A. Well I think it started when I started making my own money. At sixteen, we moved away from my parents, me and my brother. And you start buying your own clothes, because you know you have your own money. But at first I made so many mistakes, I tried so hard to find my look. And it changed a lot over the years. But I would say around 23, 24, I started to feel like, Okay, this is me, but to get there I had to make a lot of mistakes.
Q. Playing in MSG, what’s that like?
A. It’s a very unique place, and I’m guessing almost every player that walks in there, opponent or Ranger, can feel that too. The history, and the place itself. You’re right in the middle of everything, and you go in there to play hockey, and it’s just exciting to, when you do well, to feel that excitement when you do well. But also, when you don’t do well, it can be a tough place. And also, I think everyone is aware of that. If you work really hard and really leave everything out there, then they really appreciate you.
But I remember my first game there, as a fan — I was drafted, I was 18, and I came there to watch a game, and the team got booed off the ice. So I got a little scared, like, “Is this where I’m gonna play one day?” And five years later they signed me. That’s something that makes me excited. To know that nothing is handed to you, or earned, for free. You have to go out there and work for it.
Q. I’ve seen some of the post-game interviews, I know how hard they can be on you guys.
A. You get used to it.
Q.What are you looking forward to in next year’s season?
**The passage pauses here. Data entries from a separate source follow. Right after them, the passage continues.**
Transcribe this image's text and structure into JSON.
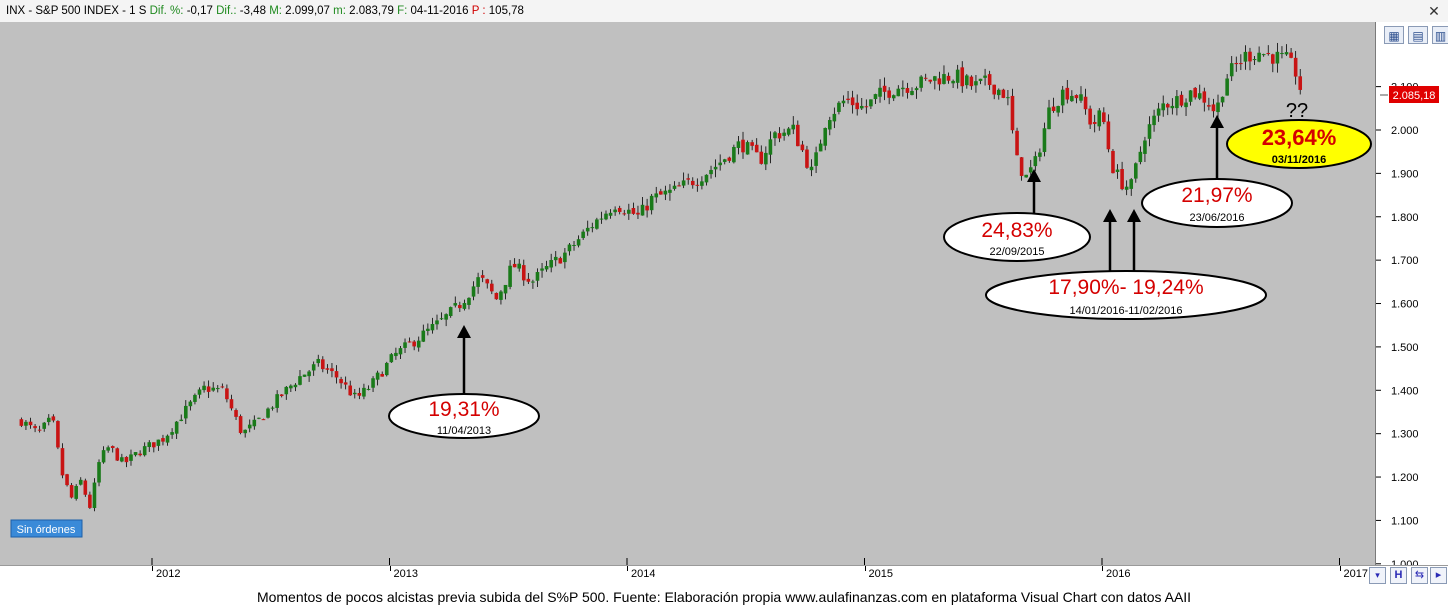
{
  "header": {
    "symbol": "INX - S&P 500 INDEX - 1 S",
    "dif_pct_label": "Dif. %:",
    "dif_pct_value": "-0,17",
    "dif_label": "Dif.:",
    "dif_value": "-3,48",
    "m_label": "M:",
    "m_value": "2.099,07",
    "m_low_label": "m:",
    "m_low_value": "2.083,79",
    "f_label": "F:",
    "f_value": "04-11-2016",
    "p_label": "P :",
    "p_value": "105,78"
  },
  "badge_label": "Sin órdenes",
  "last_price_label": "2.085,18",
  "question_marks": "??",
  "caption": "Momentos de pocos alcistas previa subida del S%P 500. Fuente: Elaboración propia www.aulafinanzas.com en plataforma Visual Chart con datos AAII",
  "colors": {
    "plot_bg": "#c0c0c0",
    "up_candle": "#1a7a1a",
    "down_candle": "#c81414",
    "annotation_red": "#d40000",
    "highlight_yellow": "#ffff00",
    "price_tag": "#e00000"
  },
  "chart_data": {
    "type": "candlestick",
    "x_axis_labels": [
      "2012",
      "2013",
      "2014",
      "2015",
      "2016",
      "2017"
    ],
    "y_ticks": [
      "1.000",
      "1.100",
      "1.200",
      "1.300",
      "1.400",
      "1.500",
      "1.600",
      "1.700",
      "1.800",
      "1.900",
      "2.000",
      "2.100"
    ],
    "ylim": [
      1000,
      2200
    ],
    "grid": false,
    "closes_path": [
      [
        2011.45,
        1330
      ],
      [
        2011.52,
        1300
      ],
      [
        2011.58,
        1335
      ],
      [
        2011.62,
        1210
      ],
      [
        2011.66,
        1150
      ],
      [
        2011.7,
        1190
      ],
      [
        2011.74,
        1130
      ],
      [
        2011.78,
        1240
      ],
      [
        2011.82,
        1270
      ],
      [
        2011.88,
        1230
      ],
      [
        2011.95,
        1260
      ],
      [
        2012.05,
        1290
      ],
      [
        2012.15,
        1360
      ],
      [
        2012.22,
        1405
      ],
      [
        2012.3,
        1400
      ],
      [
        2012.38,
        1300
      ],
      [
        2012.44,
        1325
      ],
      [
        2012.52,
        1375
      ],
      [
        2012.62,
        1430
      ],
      [
        2012.7,
        1460
      ],
      [
        2012.78,
        1430
      ],
      [
        2012.86,
        1380
      ],
      [
        2012.92,
        1410
      ],
      [
        2013.02,
        1480
      ],
      [
        2013.12,
        1520
      ],
      [
        2013.22,
        1560
      ],
      [
        2013.3,
        1600
      ],
      [
        2013.38,
        1660
      ],
      [
        2013.45,
        1610
      ],
      [
        2013.52,
        1690
      ],
      [
        2013.6,
        1650
      ],
      [
        2013.66,
        1680
      ],
      [
        2013.75,
        1720
      ],
      [
        2013.85,
        1780
      ],
      [
        2013.95,
        1830
      ],
      [
        2014.05,
        1800
      ],
      [
        2014.1,
        1840
      ],
      [
        2014.2,
        1860
      ],
      [
        2014.3,
        1890
      ],
      [
        2014.38,
        1920
      ],
      [
        2014.48,
        1970
      ],
      [
        2014.56,
        1930
      ],
      [
        2014.62,
        1990
      ],
      [
        2014.7,
        2000
      ],
      [
        2014.78,
        1900
      ],
      [
        2014.84,
        2030
      ],
      [
        2014.92,
        2070
      ],
      [
        2015.0,
        2050
      ],
      [
        2015.06,
        2080
      ],
      [
        2015.14,
        2100
      ],
      [
        2015.22,
        2105
      ],
      [
        2015.3,
        2120
      ],
      [
        2015.38,
        2125
      ],
      [
        2015.46,
        2100
      ],
      [
        2015.52,
        2110
      ],
      [
        2015.6,
        2080
      ],
      [
        2015.64,
        1930
      ],
      [
        2015.68,
        1890
      ],
      [
        2015.72,
        1925
      ],
      [
        2015.78,
        2050
      ],
      [
        2015.84,
        2090
      ],
      [
        2015.9,
        2080
      ],
      [
        2015.96,
        2010
      ],
      [
        2016.0,
        2040
      ],
      [
        2016.04,
        1920
      ],
      [
        2016.08,
        1880
      ],
      [
        2016.12,
        1865
      ],
      [
        2016.18,
        1990
      ],
      [
        2016.26,
        2060
      ],
      [
        2016.32,
        2070
      ],
      [
        2016.38,
        2090
      ],
      [
        2016.44,
        2070
      ],
      [
        2016.48,
        2040
      ],
      [
        2016.52,
        2120
      ],
      [
        2016.6,
        2170
      ],
      [
        2016.66,
        2180
      ],
      [
        2016.72,
        2170
      ],
      [
        2016.78,
        2160
      ],
      [
        2016.82,
        2130
      ],
      [
        2016.84,
        2085
      ]
    ],
    "annotations": [
      {
        "value": "19,31%",
        "date": "11/04/2013"
      },
      {
        "value": "24,83%",
        "date": "22/09/2015"
      },
      {
        "value": "17,90%- 19,24%",
        "date": "14/01/2016-11/02/2016"
      },
      {
        "value": "21,97%",
        "date": "23/06/2016"
      },
      {
        "value": "23,64%",
        "date": "03/11/2016"
      }
    ]
  }
}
A. Just to come back, and do it all again, one more step. That final step. We’re there. We’re close as a team. And there’s no secrets. Next year we’re going for the Cup. That’s the goal, and that’s what I’m here to work for, and the entire team and organization, we all feel like we’re close.
Why He Reps Tag Heuer
“Even their slogan [‘Don’t Crack Under Pressure‘] fits so well with what I do. Pressure, that’s pretty much my job, to deal with that, and not to crack under pressure. It felt like a good fit. And also the different projects they do with different athletes was something that attracted me. And the history of the brand. It’s very respectable, a great brand. I’m happy to be a part of that.”